# Opening a wall



## 1989gta (Dec 18, 2008)

My wife asked me to open a wall that separates our kitchen from our living room, this also includes an opening to the stairwell.The opening is 11.5 ft long. This wall is perpendicular to the roof supports above. 
Directly below there is a metal I beam that runs the length of the house. On one side of the wall the beam sits on the block wall and two feet beyond the other side the beam is supported by a steel post. 

i plan on using a veneer beam to replace the studs is 2x12 my only option?
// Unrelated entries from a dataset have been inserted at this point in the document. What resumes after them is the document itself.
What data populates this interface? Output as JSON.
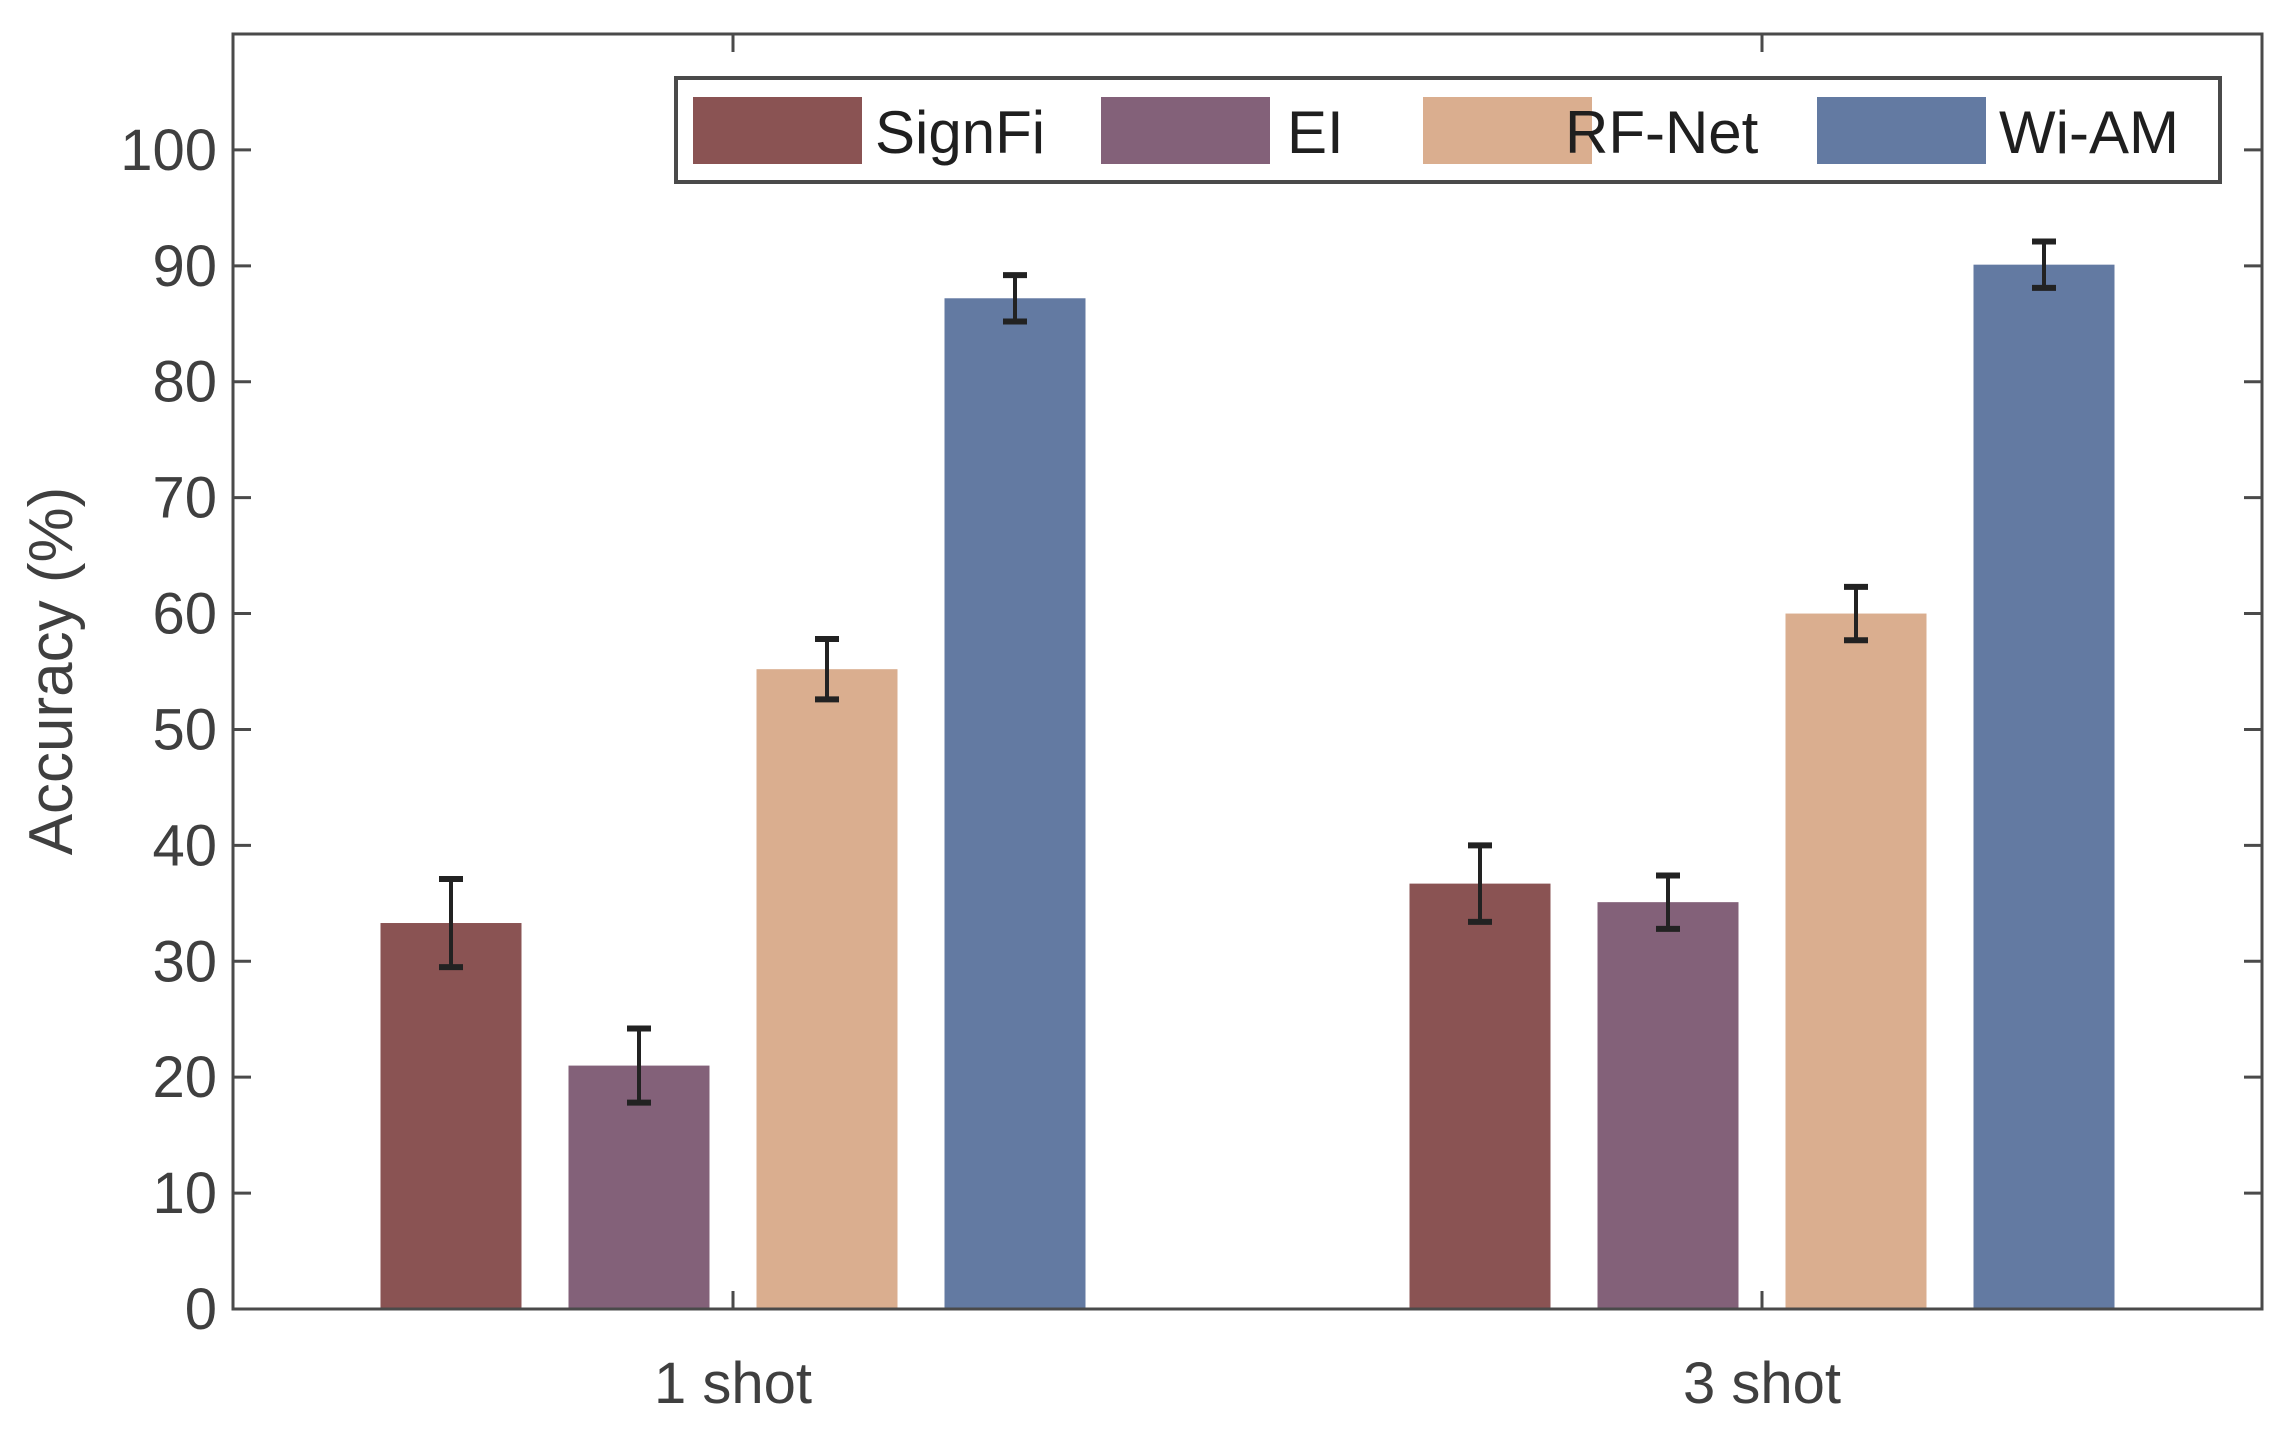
{
  "chart_data": {
    "type": "bar",
    "title": "",
    "xlabel": "",
    "ylabel": "Accuracy (%)",
    "ylim": [
      0,
      110
    ],
    "yticks": [
      0,
      10,
      20,
      30,
      40,
      50,
      60,
      70,
      80,
      90,
      100
    ],
    "categories": [
      "1 shot",
      "3 shot"
    ],
    "grid": false,
    "legend_position": "top-right",
    "series": [
      {
        "name": "SignFi",
        "color": "#8a5353",
        "values": [
          33.3,
          36.7
        ],
        "errors": [
          3.8,
          3.3
        ]
      },
      {
        "name": "EI",
        "color": "#836179",
        "values": [
          21.0,
          35.1
        ],
        "errors": [
          3.2,
          2.3
        ]
      },
      {
        "name": "RF-Net",
        "color": "#daae8f",
        "values": [
          55.2,
          60.0
        ],
        "errors": [
          2.6,
          2.3
        ]
      },
      {
        "name": "Wi-AM",
        "color": "#637aa2",
        "values": [
          87.2,
          90.1
        ],
        "errors": [
          2.0,
          2.0
        ]
      }
    ]
  }
}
Also is there anything i need to do below?


----------



## 1989gta (Dec 18, 2008)

photos of the post


----------



## 1989gta (Dec 18, 2008)

here are photo's from the other side






i would also like to remove the structure above the stairs


----------



## glennjanie (Dec 18, 2008)

Hello GTA:
No, 2 X 12s are not the only way to go. You could also use a glue-laminated beam, whether bought or made on site.
Be sure to install temporary bearing near the wall to keep the roof from collapsing when you take the wall out.
Glenn


----------



## 1989gta (Dec 18, 2008)

glen thanks for the response. 

for the laminated beam would the dimensions be the same as using two 2x12's nailed together. I'm looking for something that would give me the most over head room.

nick


----------



## glennjanie (Dec 18, 2008)

Hello Nick:
Yes, the height of the beam could be made the same as 2 X 12s. Use 2 X 4s to make the beam and it will be the same thickness as a stud.
Glenn


----------



## 1989gta (Dec 18, 2008)

i'm less concerned about the product and more concerned with the amount of headroom i'm sacrificing is there something that would allow me 10 or even 8 inches of space from the ceiling? I plan on removing the top plate to save myself 1.5 inches sinking the beam slightly into the ceiling.


----------



## East_Texas (Dec 19, 2008)

How about an 8" steel I-beam.  Probably take en engineer to do the calculations, but may work.  There are even 6" tall ones available.


----------



## 1989gta (Dec 19, 2008)

after discussing our options with the wife were going to go with a laminated beam and wrap it in Brazilian cherry to match the wood floor border.


----------



## triple D (Dec 21, 2008)

You might want to cut the drywall back about a foot from the wall on the kitchen ceiling. That way you can get an idea on whats up there. You may be able to stuff the beam up to the floor sheeting above, then use some simpson hangers on joists. It looks about a 10' or better span. Better go big on beam, its also supporting stair risers. Maybe a laminated 4x10, 0r 12. Better consult a pro, you dont want any setbacks on this job. Good luck...


----------



## 1989gta (Dec 22, 2008)

thanks for the advise
I went into the attic today and the roof rafters come to a V right above that wall. The rafters overlap and sit right on the top plate of that wall. Looks like i'm going to have to support both sides when i cut the wall out. for the beam support i plan on doubling a some studs and for the beam to rest on.


----------



## glennjanie (Dec 22, 2008)

Hello Nick:
OK now we know what we're up against. There should be 3 studs at each end to support the beam. And yes, it is wise to support both sides temporarily.
Glenn


----------



## 1989gta (Dec 22, 2008)

good to know tomorrow i'll contact some lumber yards to see if i can get some beam pricing and specs.


----------



## erndog (Jan 29, 2009)

Hi I did the same project a few years ago. I have a 1 story house and the wall was load bearing. A local lumber yard had a computer program to calculate the spec's of the beam needed. I went with 2 2x12 laminated beams nailed and glued together. I rented jacks from a rental store for each side to support ceiling while I replaced the beam. I supported the laminated beam on the I-beam in the basement with 4x4 thru holes cut in the floor. I drywalled the arch with plastic round over trim. I haven't had any cracking or settling issues with it.


----------



## jdougn (Jan 31, 2009)

Erndog,

Nice project! I really like the bull-nose corner bead. Thanks for posting picts too! 
Doug


----------